Le barrage du Rouchain à Renaison n'est rempli qu'à 20 % de sa capacité totale. ©42info
Cette situation préoccupante résulte de la conjonction de plusieurs facteurs défavorables : un été particulièrement aride, deux épisodes caniculaires ayant provoqué une évaporation massive, et surtout la vidange hivernale du principal réservoir d’eau potable du secteur pour maintenance décennale.

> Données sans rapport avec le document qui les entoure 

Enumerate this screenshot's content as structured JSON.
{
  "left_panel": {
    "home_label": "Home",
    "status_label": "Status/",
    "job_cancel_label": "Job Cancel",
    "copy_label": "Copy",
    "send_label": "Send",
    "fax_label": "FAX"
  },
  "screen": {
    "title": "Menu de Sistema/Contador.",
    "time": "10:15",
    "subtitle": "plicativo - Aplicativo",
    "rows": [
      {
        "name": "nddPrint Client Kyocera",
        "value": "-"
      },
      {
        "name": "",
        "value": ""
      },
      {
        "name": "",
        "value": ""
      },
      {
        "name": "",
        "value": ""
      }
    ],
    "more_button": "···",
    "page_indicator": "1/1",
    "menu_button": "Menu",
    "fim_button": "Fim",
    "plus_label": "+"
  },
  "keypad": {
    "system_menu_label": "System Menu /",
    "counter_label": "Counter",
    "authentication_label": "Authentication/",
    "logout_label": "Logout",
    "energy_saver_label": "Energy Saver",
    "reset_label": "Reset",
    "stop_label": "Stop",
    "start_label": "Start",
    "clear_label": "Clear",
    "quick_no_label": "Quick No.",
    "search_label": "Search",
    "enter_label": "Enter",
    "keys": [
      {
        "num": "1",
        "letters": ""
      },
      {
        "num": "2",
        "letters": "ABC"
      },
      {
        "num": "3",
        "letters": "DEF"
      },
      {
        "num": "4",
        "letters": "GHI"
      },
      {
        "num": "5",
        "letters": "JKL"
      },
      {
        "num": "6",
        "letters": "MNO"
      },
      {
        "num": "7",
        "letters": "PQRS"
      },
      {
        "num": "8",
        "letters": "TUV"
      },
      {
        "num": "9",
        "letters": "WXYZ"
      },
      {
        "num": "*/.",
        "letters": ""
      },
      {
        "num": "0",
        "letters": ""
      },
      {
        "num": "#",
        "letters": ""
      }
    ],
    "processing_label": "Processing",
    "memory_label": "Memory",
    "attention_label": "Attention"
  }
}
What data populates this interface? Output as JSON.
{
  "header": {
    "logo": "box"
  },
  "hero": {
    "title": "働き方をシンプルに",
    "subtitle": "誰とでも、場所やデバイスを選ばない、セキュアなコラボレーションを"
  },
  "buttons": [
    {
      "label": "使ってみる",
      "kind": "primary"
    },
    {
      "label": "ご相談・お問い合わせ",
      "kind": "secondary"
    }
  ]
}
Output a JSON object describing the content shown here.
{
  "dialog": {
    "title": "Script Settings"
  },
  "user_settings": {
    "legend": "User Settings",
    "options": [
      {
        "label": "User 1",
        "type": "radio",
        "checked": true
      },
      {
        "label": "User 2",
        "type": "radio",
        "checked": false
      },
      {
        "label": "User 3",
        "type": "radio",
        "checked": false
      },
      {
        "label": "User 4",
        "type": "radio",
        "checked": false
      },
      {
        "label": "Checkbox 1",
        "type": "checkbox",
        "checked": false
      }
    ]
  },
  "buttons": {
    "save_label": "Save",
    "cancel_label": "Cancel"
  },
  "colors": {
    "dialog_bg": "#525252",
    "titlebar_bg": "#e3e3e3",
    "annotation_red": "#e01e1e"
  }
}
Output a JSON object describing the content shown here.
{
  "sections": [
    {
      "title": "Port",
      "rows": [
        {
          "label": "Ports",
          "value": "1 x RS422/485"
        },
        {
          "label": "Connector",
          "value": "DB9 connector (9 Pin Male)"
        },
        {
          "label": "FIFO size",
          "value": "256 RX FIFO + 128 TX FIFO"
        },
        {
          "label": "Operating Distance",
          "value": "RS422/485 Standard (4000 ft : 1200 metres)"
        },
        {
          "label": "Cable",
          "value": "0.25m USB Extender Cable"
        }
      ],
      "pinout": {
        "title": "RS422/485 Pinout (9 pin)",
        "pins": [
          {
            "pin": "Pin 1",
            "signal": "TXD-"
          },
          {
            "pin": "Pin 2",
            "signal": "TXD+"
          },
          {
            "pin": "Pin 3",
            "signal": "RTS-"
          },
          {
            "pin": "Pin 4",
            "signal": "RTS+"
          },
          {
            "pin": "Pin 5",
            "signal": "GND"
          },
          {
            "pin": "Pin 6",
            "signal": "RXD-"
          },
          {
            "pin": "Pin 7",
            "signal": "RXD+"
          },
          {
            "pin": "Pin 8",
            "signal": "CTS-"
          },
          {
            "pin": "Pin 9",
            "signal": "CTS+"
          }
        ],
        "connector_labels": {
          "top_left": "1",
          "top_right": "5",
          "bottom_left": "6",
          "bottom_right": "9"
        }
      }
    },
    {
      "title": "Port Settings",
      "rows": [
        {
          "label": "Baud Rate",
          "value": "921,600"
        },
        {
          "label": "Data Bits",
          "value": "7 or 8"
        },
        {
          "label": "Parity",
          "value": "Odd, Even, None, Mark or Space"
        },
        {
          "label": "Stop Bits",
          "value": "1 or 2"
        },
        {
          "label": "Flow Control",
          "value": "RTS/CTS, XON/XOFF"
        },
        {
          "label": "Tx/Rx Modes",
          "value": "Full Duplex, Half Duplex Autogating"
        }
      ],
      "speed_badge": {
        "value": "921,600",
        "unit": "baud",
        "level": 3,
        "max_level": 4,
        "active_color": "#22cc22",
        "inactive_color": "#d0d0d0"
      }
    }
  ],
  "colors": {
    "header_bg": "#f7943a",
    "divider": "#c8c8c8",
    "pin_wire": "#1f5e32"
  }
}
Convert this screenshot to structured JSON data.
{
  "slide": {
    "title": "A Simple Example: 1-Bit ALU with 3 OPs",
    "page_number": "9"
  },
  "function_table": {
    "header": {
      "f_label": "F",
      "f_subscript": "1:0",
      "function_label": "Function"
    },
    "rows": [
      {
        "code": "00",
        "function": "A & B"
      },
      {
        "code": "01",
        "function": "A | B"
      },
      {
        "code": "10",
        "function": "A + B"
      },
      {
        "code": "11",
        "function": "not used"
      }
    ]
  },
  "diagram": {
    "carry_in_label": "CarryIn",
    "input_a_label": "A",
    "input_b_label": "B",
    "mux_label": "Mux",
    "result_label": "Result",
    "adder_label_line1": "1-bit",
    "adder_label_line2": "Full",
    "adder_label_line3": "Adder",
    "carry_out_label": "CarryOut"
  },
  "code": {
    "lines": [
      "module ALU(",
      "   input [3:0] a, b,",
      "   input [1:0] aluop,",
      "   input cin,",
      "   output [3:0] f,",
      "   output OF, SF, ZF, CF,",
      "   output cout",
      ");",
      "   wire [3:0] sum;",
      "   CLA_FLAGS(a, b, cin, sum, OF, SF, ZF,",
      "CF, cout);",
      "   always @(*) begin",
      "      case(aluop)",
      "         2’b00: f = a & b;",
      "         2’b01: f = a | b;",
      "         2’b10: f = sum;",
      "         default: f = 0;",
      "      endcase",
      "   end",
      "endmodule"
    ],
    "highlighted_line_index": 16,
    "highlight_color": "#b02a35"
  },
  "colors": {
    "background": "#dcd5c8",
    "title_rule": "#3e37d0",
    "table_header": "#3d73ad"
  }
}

Le barrage de Rouchain au plus bas
L’infrastructure de Rouchain à Renaison, pilier de l’approvisionnement en eau du territoire, affiche actuellement un niveau inquiétant de 20% de sa capacité maximale. Cette retenue d’eau, vidangée cet hiver pour des travaux d’entretien obligatoires effectués tous les vingt ans, peine à se reconstituer malgré les précipitations printanières insuffisantes.
Le débit de restitution vers la rivière Renaison, habituellement maintenu à 300 litres par seconde pour préserver l’écosystème aquatique, a été drastiquement réduit. Après un premier abaissement à 125 litres par seconde, il ne représente plus aujourd’hui que 70 litres par seconde, témoignant de la gravité de la situation.
Selon les experts de Météo France consultés ce lundi 18 août, des records historiques de faiblesse hydrométrique ont été enregistrés sur la zone, confirmant le caractère exceptionnel de cette sécheresse.
Des sources taries et des alternatives d’urgence
La directrice générale adjointe de Roannaise de l’eau, Carole Berland, confirme l’ampleur de la crise : les débits observés sur les sources locales n’ont jamais été aussi faibles. Cette baisse généralisée des ressources hydriques contraint déjà certaines communes à recourir à des solutions d’urgence.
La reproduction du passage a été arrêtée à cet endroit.